Decidí no escribir nunca una secuela de A punta de espada.
Justo después de que este libro apareciera por primera vez en 1987 y los lectores empezaran a preguntar «¿qué pasa luego?» mi respuesta estándar era: «Oh, al año siguiente se desata una epidemia de difteria que barre media ciudad. Todos mueren. Fin».
Tonta de mí. Por aquel entonces me asustaban muchas cosas, especialmente Lo que Podría Pensar la Gente. ¿Parecería que me estaba repitiendo? ¿O copiando a otros autores o intentando ser demasiado comercial…?
Los echaba de menos, no obstante. Añoraba la ciudad, que era, al fin y al cabo, una recreación de mis partes favoritas de todas las ciudades en las que había estado o sobre las que había leído: el Londres de Shakespeare, el París de Georgette Heyer, el Nueva York de Damon Runyon, para empezar… y el Nueva York en el que vivía por aquel entonces, donde los antiguos alumnos todavía podían vivir en económicos apartamentos de descolorido esplendor cerca de la Universidad de Columbia, compartiendo manzana con criminales, artistas, inmigrantes y estudiosos.
Y echaba de menos a mis chicos malos y locos. Sólo una vez, pensaba, no hará ningún daño… Escribiré sobre ellos justo tras el final de la novela, pero no me repetiré porque abordaré temas que la novela no toca: el fracaso de Richard y Alec por aceptar el desagradable papel de la mujer en su sociedad, y un poco de la historia familiar de Alec. Escribí: «El espadachín cuyo nombre no era Muerte», y lo publicaron en la Magazine of Fantasy Science Fiction en 1991.
Intenté escribir otros relatos, pero estos personajes no encajan cómodamente en ese formato… o seré yo la que no encaja. «La capa roja» fue lo primerísimo que escribí acerca de Richard y Alec (¡y la primera historia que vendí! La publicó Stuart David Schiff en 1982, en el número dedicado a Stephen King de su revista Whispers). Mi primera novela tuvo varios falsos comienzos mientras me afanaba infatigablemente por copiar el estilo de «La copa roja» y elaboraba elementos sacados de fragmentos de otros relatos… antes de tomar una dirección radicalmente distinta, para producir la novela que tienes en las manos.
Hacia 1992 estaba enganchada; había empezado una nueva novela que comienza unos quince años después de ésta con el Duque Loco de Tremontaine decidiendo entrenar como espadachina a su sobrina Katherine. Poco después, mi carrera en la radio pública se hizo con el control de mi vida cuando me convertí en locutora de una serie de difusión nacional titulada Sound Spirit, de modo que dejé ese libro a fuego lento. Mientras tanto, había empezado una relación con Delia Sherman, otra novelista, que admitía haber leído A punta de espada más de una vez.

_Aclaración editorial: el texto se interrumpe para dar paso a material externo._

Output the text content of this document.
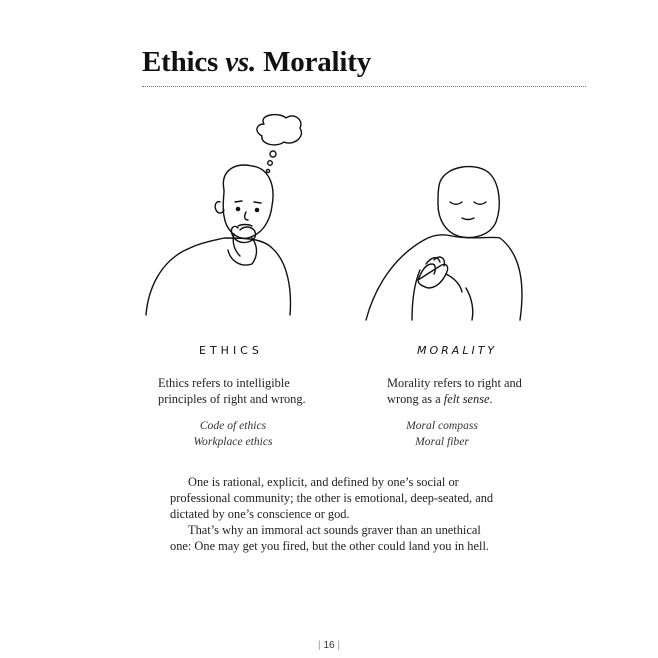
Ethics vs. Morality
ETHICS	MORALITY

Ethics refers to intelligible
principles of right and wrong.

Morality refers to right and
wrong as a felt sense.

Code of ethics
Workplace ethics

Moral compass
Moral fiber

One is rational, explicit, and defined by one’s social or
professional community; the other is emotional, deep-seated, and
dictated by one’s conscience or god.

That’s why an immoral act sounds graver than an unethical
one: One may get you fired, but the other could land you in hell.

| 16 |
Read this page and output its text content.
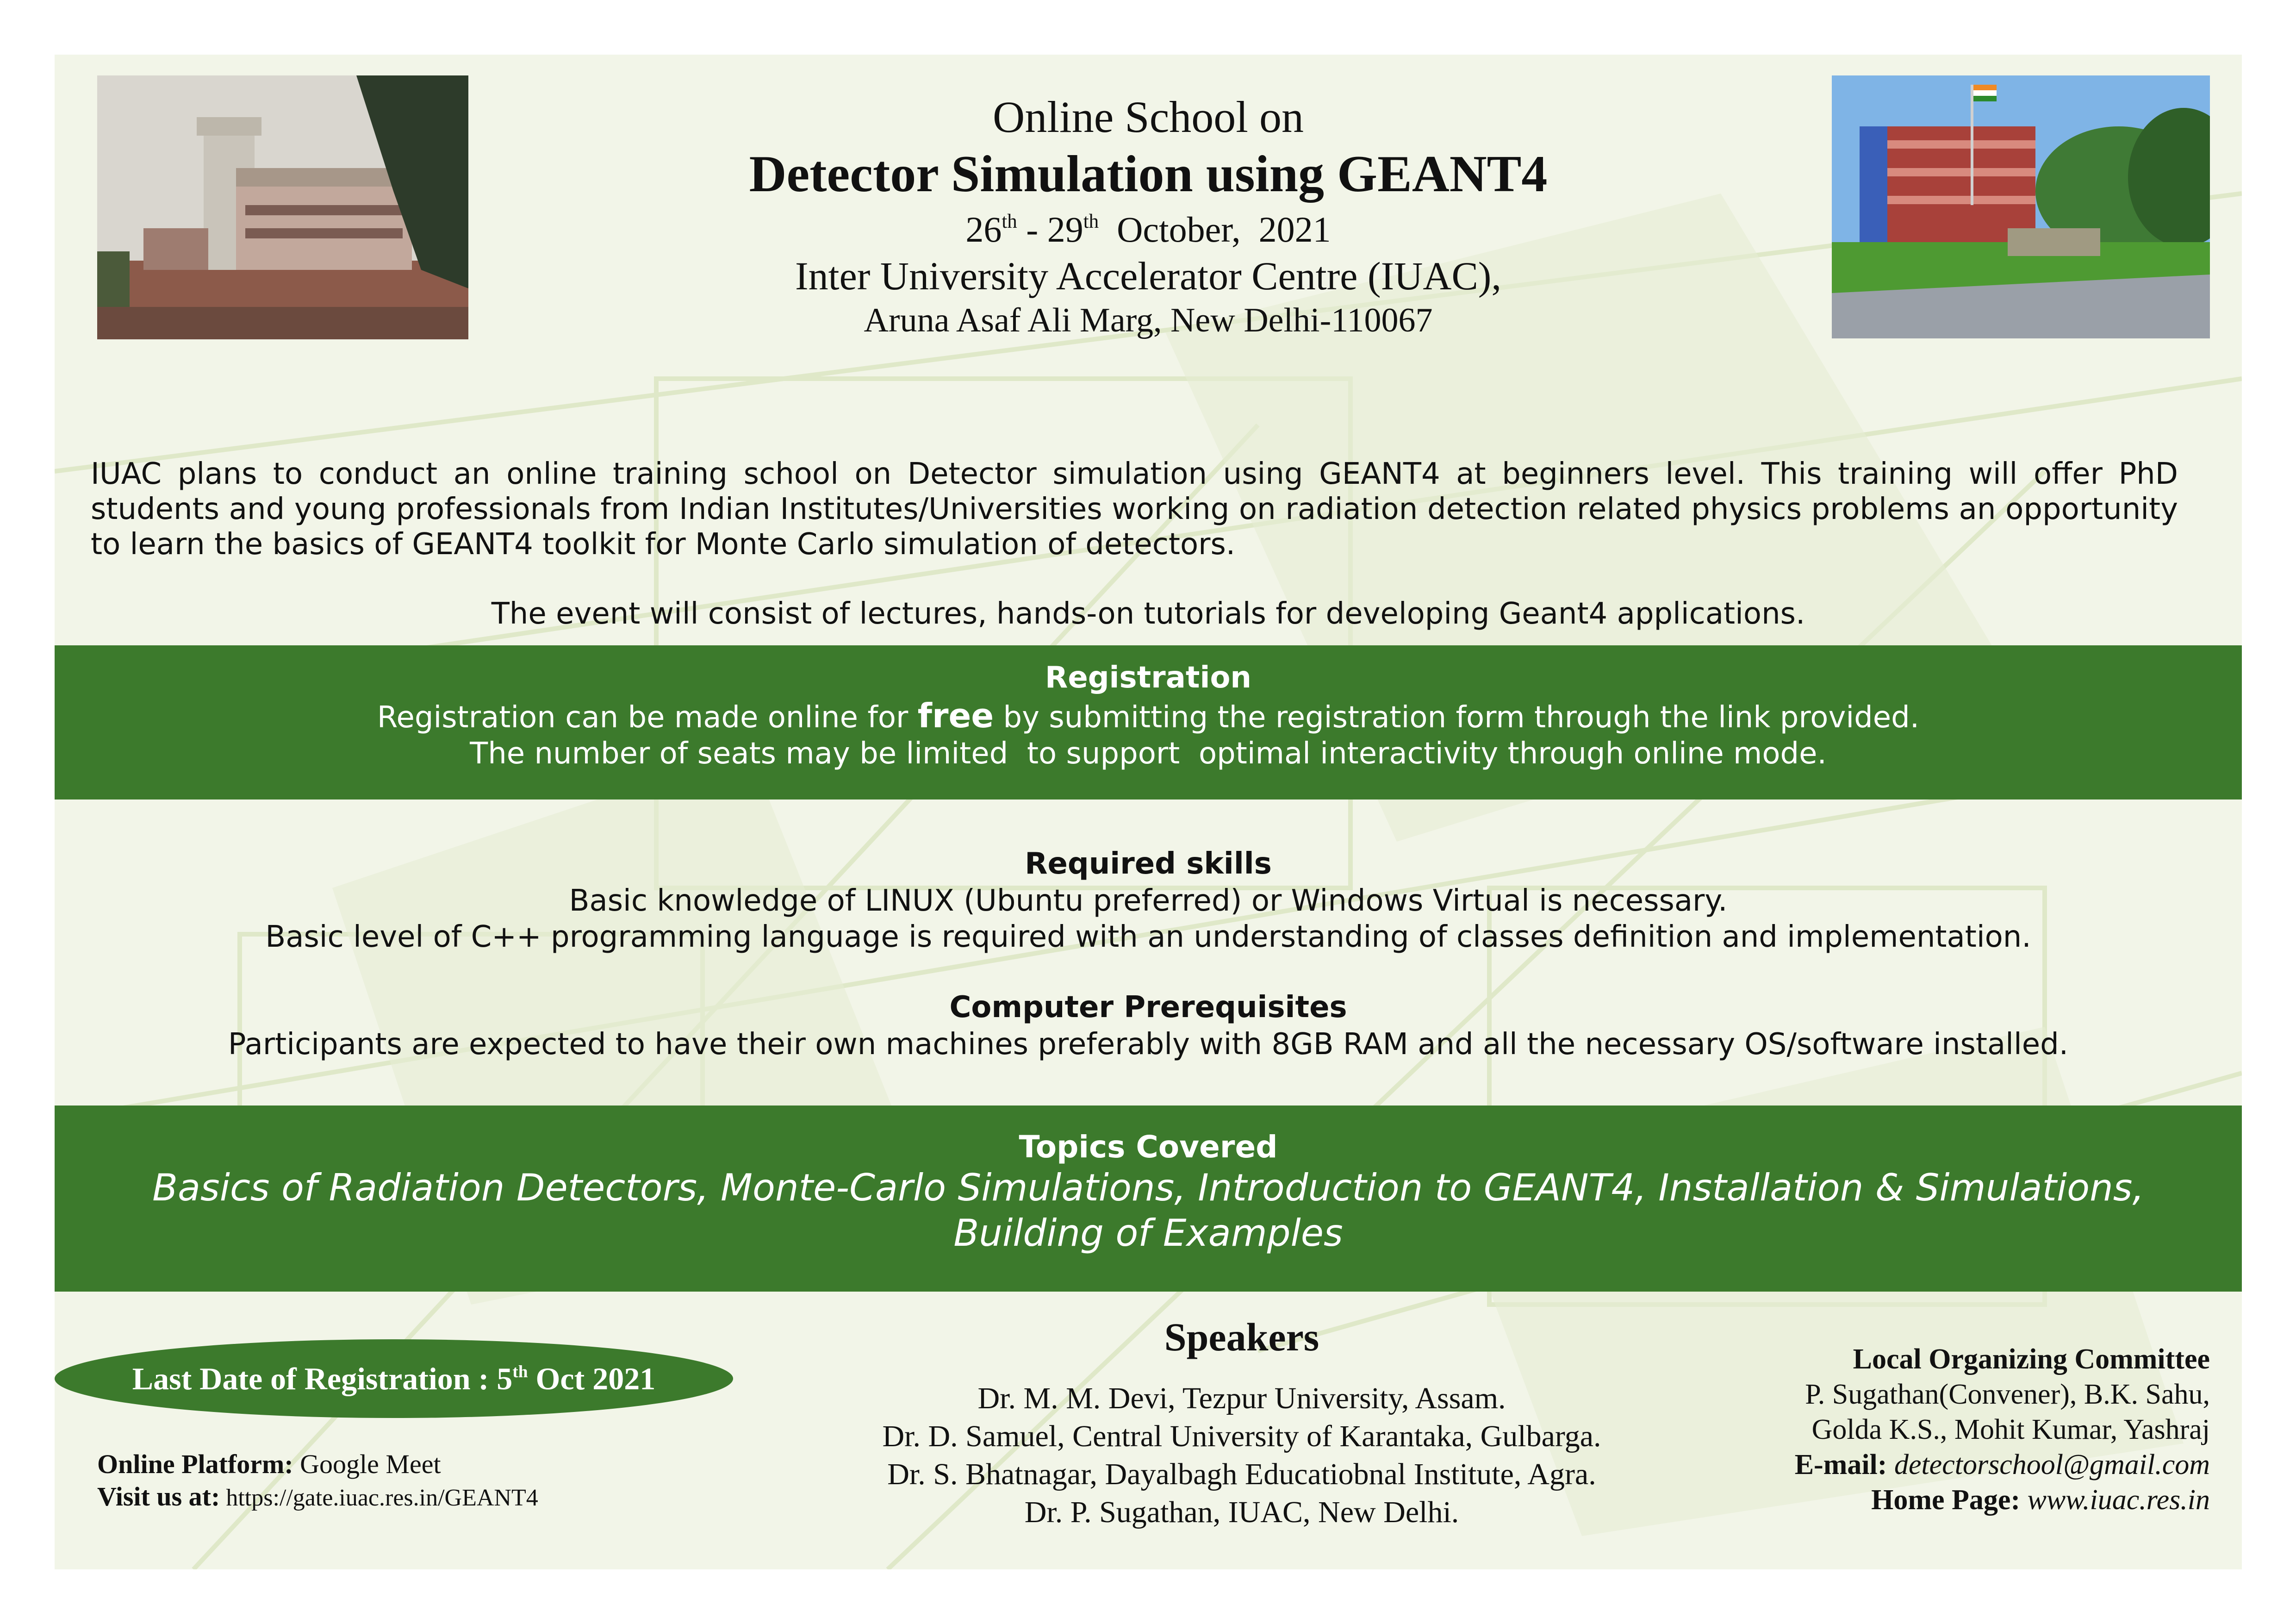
Online School on
Detector Simulation using GEANT4
26th - 29th  October,  2021
Inter University Accelerator Centre (IUAC),
Aruna Asaf Ali Marg, New Delhi-110067
IUAC plans to conduct an online training school on Detector simulation using GEANT4 at beginners level. This training will offer PhD students and young professionals from Indian Institutes/Universities working on radiation detection related physics problems an opportunity to learn the basics of GEANT4 toolkit for Monte Carlo simulation of detectors.
The event will consist of lectures, hands-on tutorials for developing Geant4 applications.
Registration
Registration can be made online for free by submitting the registration form through the link provided.
The number of seats may be limited  to support  optimal interactivity through online mode.
Required skills
Basic knowledge of LINUX (Ubuntu preferred) or Windows Virtual is necessary.
Basic level of C++ programming language is required with an understanding of classes definition and implementation.
Computer Prerequisites
Participants are expected to have their own machines preferably with 8GB RAM and all the necessary OS/software installed.
Topics Covered
Basics of Radiation Detectors, Monte-Carlo Simulations, Introduction to GEANT4, Installation & Simulations,
Building of Examples
Last Date of Registration : 5th Oct 2021
Online Platform: Google Meet
Visit us at: https://gate.iuac.res.in/GEANT4
Speakers
Dr. M. M. Devi, Tezpur University, Assam.
Dr. D. Samuel, Central University of Karantaka, Gulbarga.
Dr. S. Bhatnagar, Dayalbagh Educatiobnal Institute, Agra.
Dr. P. Sugathan, IUAC, New Delhi.
Local Organizing Committee
P. Sugathan(Convener), B.K. Sahu,
Golda K.S., Mohit Kumar, Yashraj
E-mail: detectorschool@gmail.com
Home Page: www.iuac.res.in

Empezamos a jugar al «¿qué pasa luego?» siquiera para entretenernos en nuestros largos viajes en coche… pero, siendo como éramos las dos escritoras, decidimos que sería divertido ponerlo todo por escrito, así que juntas escribimos la novela corta The Fall of the Kings para la antología Bending the Landscape: Fantasy, que publicaron Nicola Griffith y Stephen Pagel en 1997. Esa novela corta se convirtió en el germen de nuestra novela The Fall of the Kings en 2002. La acción transcurre unos sesenta años después de este libro, pero muchos de los personajes de A punta de espada hacen algún carneo como fantasmas, o antepasados, o leyendas para sus descendientes. Sus protagonistas son un idealista erudito universitario y un atribulado joven noble con interesantes parientes. Como escritora de ficción histórica, a Delia le interesaba especialmente sondear la historia del país para ver qué clase de pasado habría desembocado en el presente de A punta de espada y, como «académica en vías de recuperación» por definición propia, le interesaba criticar severamente la Universidad. Pero daba igual cuánto me rogara y discutiera, yo seguía negándome a ponerle nombre a la ciudad.
El cuento La muerte del duque se me ocurrió como una especie de fantasía, una reflexión sobre el final de un conjunto de vidas y el comienzo del siguiente. «¡Santa Madona!» (o algo parecido) exclamó entusiasmado el editor, Patrick Nielsen Hayden. «¡Ya tengo el eslabón perdido!». Apareció en su antología Starlight 2 en 1998.
Me veo cambiar conforme envejezco. Veo también cómo cambia el mundo que me rodea. A ninguno debería sorprendernos, pero a veces nos pasa de todos modos. He dejado de preocuparme por si me repito o no. Estoy ansiosa por explorar estas transformaciones… ¿y qué mejor laboratorio que una ciudad imaginada que viene completa ya con su pasado y su posible futuro?
Así que me rindo. Adoro este sitio, adoro a esta gente, y quiero descubrir qué es lo que pasará a continuación.